G11 Feedback written response Brave (IO format)
May 5, 2022•891 words
Dear G11 students,
I will return your Brave responses to you next week, but because your IO documentation is due this Monday (9/5/22), I thought I'd type up my general feedback here. Remember that the Brave summative followed the expected structure of a good IO.
FEEDBACK
What went well
- annotation and planning were generally good
- most of you followed the GI - extract - BoW structure well
- visual analysis, analysis of sound, analysis of script/story were generally good, and film-technical language was often used appropriately (medium shot, diegetic sound, etc.)
- there were some good insights: words/runes carved in stone in the opening shot suggests fate is 'fixed'(Tom); metaphor of tearing the cloth suggests a rift can ruin/break the entire structure (Harshall?) but work on writing on this level consistently
General points for improvement
- scenes must be contextualised as precisely as possible (when does it take place? what happened before/after? why is the scene significant? does the scene fulfill a specific function?). Do not refer to "the scene where Merida puts her bow on the dinner table" without any further context.
- this is an animated film, not just a film
- remember to analyse what the writers and film-makers have decided to do. Don't write about Merida delivering a voice over: it's an actress reading from a script. Merida is an animated, fictional construct
- Keep summary to a minimum. Assume your reader has seen the film or read the text last week
- linguistic analysis was weaker. Review your linguistic terms studied in semester 1 (word classes, sentence types, style). HL: review linguistic terms relevant to spoken language
Global Issue
- make sure your global issue can be clearly stated in one sentence. This is key as the global issue is what should tie all elements together and create a unified argument
- don't forget to explain your global issue and justify your choice
- do not mention a specific text or medium in your global issue
- do technical close reading work on both the extract and the other scenes, all relevant only to the global issue
- there is no need for additional close reading analysis not related to the global issue
- remember: you are using a global issue as a tool for a more focused analysis. The film-makers are not aware of your chosen global issue
Balance
- the expectation for analysis of the extract on the one hand, and the work/body of work on the other is 50/50
- many of you provided good close reading analysis of the extract, and then some paraphrased/summarised references to other scenes in the film. You have to know these other scenes/chapters/poems well enough to be able to analyse them technically as well. The only difference is that you won't have these extracts in front of you. While your close reading of other scenes/chapters/poems doesn't have to be quite as granular as that of the extract, you still need to analyse
- related to the above: if you analyse the extract well, but only summarise other scenes, you can expect a 4 or 5 maximum overall on the IO
Structure
- a winning structure for the introduction is: 1) introduce the whole text and its context, and situate the extract and its relevance 2) move towards your global issue in a logical way (from the previous points) and present the global issue clearly; justify and explain the global issue and its relevance to this text and extract 3) outline your methodology (are you going to explore the extract first? which other scenes will be you looking at, and why?)
EXAMPLES
Example of using body of work
Let's say you are presenting ideas about the importance of young people to be able to determine their own fates, and want to use the arrow shooting competition as an additional BoW scene. Consider:
- where and when does this scene take place? Why is that important for the film, and the way the story develops ideas about individual agency?
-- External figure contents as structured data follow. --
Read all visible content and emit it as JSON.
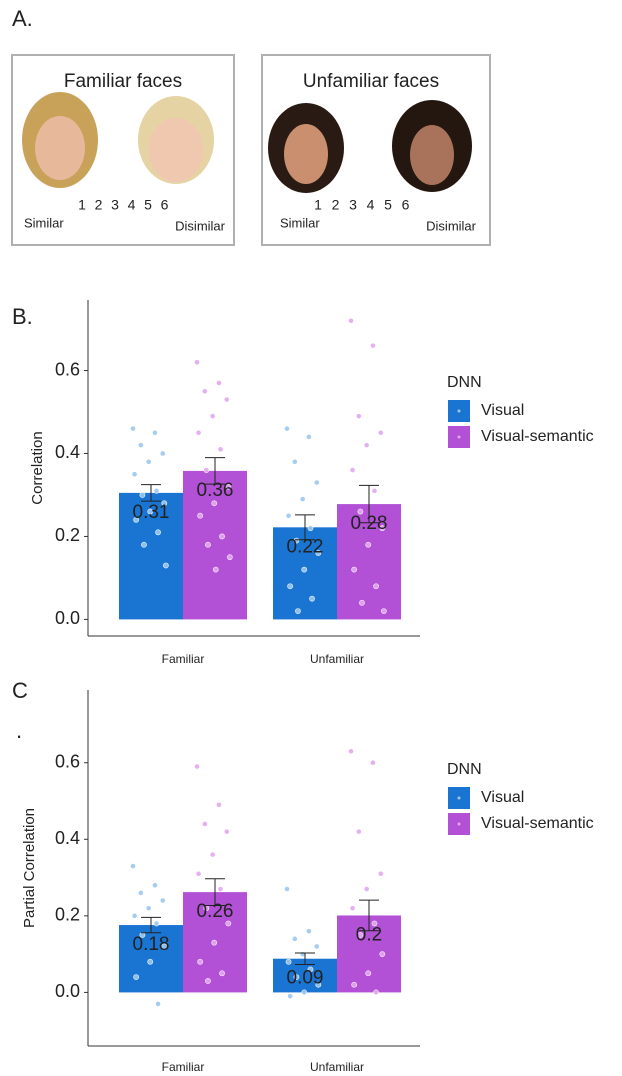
{
  "panel_a": {
    "label": "A.",
    "panels": [
      {
        "title": "Familiar faces",
        "scale": [
          1,
          2,
          3,
          4,
          5,
          6
        ],
        "low": "Similar",
        "high": "Disimilar"
      },
      {
        "title": "Unfamiliar faces",
        "scale": [
          1,
          2,
          3,
          4,
          5,
          6
        ],
        "low": "Similar",
        "high": "Disimilar"
      }
    ]
  },
  "chart_data": [
    {
      "type": "bar",
      "panel_label": [
        "B."
      ],
      "y_label": "Correlation",
      "categories": [
        "Familiar",
        "Unfamiliar"
      ],
      "ylim": [
        -0.04,
        0.77
      ],
      "yticks": [
        {
          "value": 0,
          "label": "0.0"
        },
        0.2,
        0.4,
        0.6
      ],
      "legend_title": "DNN",
      "legend": "right",
      "series": [
        {
          "name": "Visual",
          "color": "#1a75d2",
          "point_color": "#9cc8f0",
          "values": [
            0.305,
            0.222
          ],
          "value_labels": [
            "0.31",
            "0.22"
          ],
          "errors": [
            0.02,
            0.03
          ],
          "points": [
            [
              0.46,
              0.45,
              0.42,
              0.4,
              0.38,
              0.35,
              0.31,
              0.3,
              0.28,
              0.26,
              0.24,
              0.21,
              0.18,
              0.13
            ],
            [
              0.46,
              0.44,
              0.38,
              0.33,
              0.29,
              0.25,
              0.22,
              0.19,
              0.16,
              0.12,
              0.08,
              0.05,
              0.02
            ]
          ]
        },
        {
          "name": "Visual-semantic",
          "color": "#b250d6",
          "point_color": "#e2a9ef",
          "values": [
            0.358,
            0.278
          ],
          "value_labels": [
            "0.36",
            "0.28"
          ],
          "errors": [
            0.032,
            0.045
          ],
          "points": [
            [
              0.62,
              0.57,
              0.55,
              0.53,
              0.49,
              0.45,
              0.41,
              0.36,
              0.32,
              0.28,
              0.25,
              0.2,
              0.18,
              0.15,
              0.12
            ],
            [
              0.72,
              0.66,
              0.49,
              0.45,
              0.42,
              0.36,
              0.31,
              0.26,
              0.22,
              0.18,
              0.12,
              0.08,
              0.04,
              0.02
            ]
          ]
        }
      ]
    },
    {
      "type": "bar",
      "panel_label": [
        "C",
        "."
      ],
      "y_label": "Partial Correlation",
      "categories": [
        "Familiar",
        "Unfamiliar"
      ],
      "ylim": [
        -0.14,
        0.79
      ],
      "yticks": [
        {
          "value": 0,
          "label": "0.0"
        },
        0.2,
        0.4,
        0.6
      ],
      "legend_title": "DNN",
      "legend": "right",
      "series": [
        {
          "name": "Visual",
          "color": "#1a75d2",
          "point_color": "#9cc8f0",
          "values": [
            0.176,
            0.088
          ],
          "value_labels": [
            "0.18",
            "0.09"
          ],
          "errors": [
            0.02,
            0.015
          ],
          "points": [
            [
              0.33,
              0.28,
              0.26,
              0.24,
              0.22,
              0.2,
              0.18,
              0.15,
              0.12,
              0.08,
              0.04,
              -0.03
            ],
            [
              0.27,
              0.16,
              0.14,
              0.12,
              0.1,
              0.08,
              0.06,
              0.04,
              0.02,
              0,
              -0.01
            ]
          ]
        },
        {
          "name": "Visual-semantic",
          "color": "#b250d6",
          "point_color": "#e2a9ef",
          "values": [
            0.262,
            0.201
          ],
          "value_labels": [
            "0.26",
            "0.2"
          ],
          "errors": [
            0.035,
            0.04
          ],
          "points": [
            [
              0.59,
              0.49,
              0.44,
              0.42,
              0.36,
              0.31,
              0.27,
              0.22,
              0.18,
              0.13,
              0.08,
              0.05,
              0.03
            ],
            [
              0.63,
              0.6,
              0.42,
              0.31,
              0.27,
              0.22,
              0.18,
              0.15,
              0.1,
              0.05,
              0.02,
              0
            ]
          ]
        }
      ]
    }
  ]
}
- how do the film-makers use visual elements (framing, colour, editing, composition, action, contrast, etc.), script (narrative, characterisation, parallel sentence structures, dialogue, diction, etc) and sound (diegetic/non-diegetic sound, acting, intonation/pitch/volume, aspects of conversation, monologue, etc.) to explore aspects of the global issue?
Example of language analysis
"I'm the princess. I'm the example! I've got duties, responsibilities, expectations."
- look at parallel syntactic structures. How do they emphasise Merida's frustration with her fate? How does the actress reading Merida's part use these parallel elements for emphasis?
- explore the repetition of the pronoun, and how it then contrasts with "my mother" a bit further on
- look at how "duties, responsibilities, expectations" is presented through punctuation and a more free approach to grammar. Why three? Why no "and" before the third item in the list?
With the above, I am not trying to suggest you should cover all of these elements for analysis in an IO, but I want to point out there is plenty to analyse, whether you have a copy of the scene in front of you or not. If all you do for the work/bow element is briefly summarise two other moments in the text without any analysis, it will impact your grades for A, B and C negatively.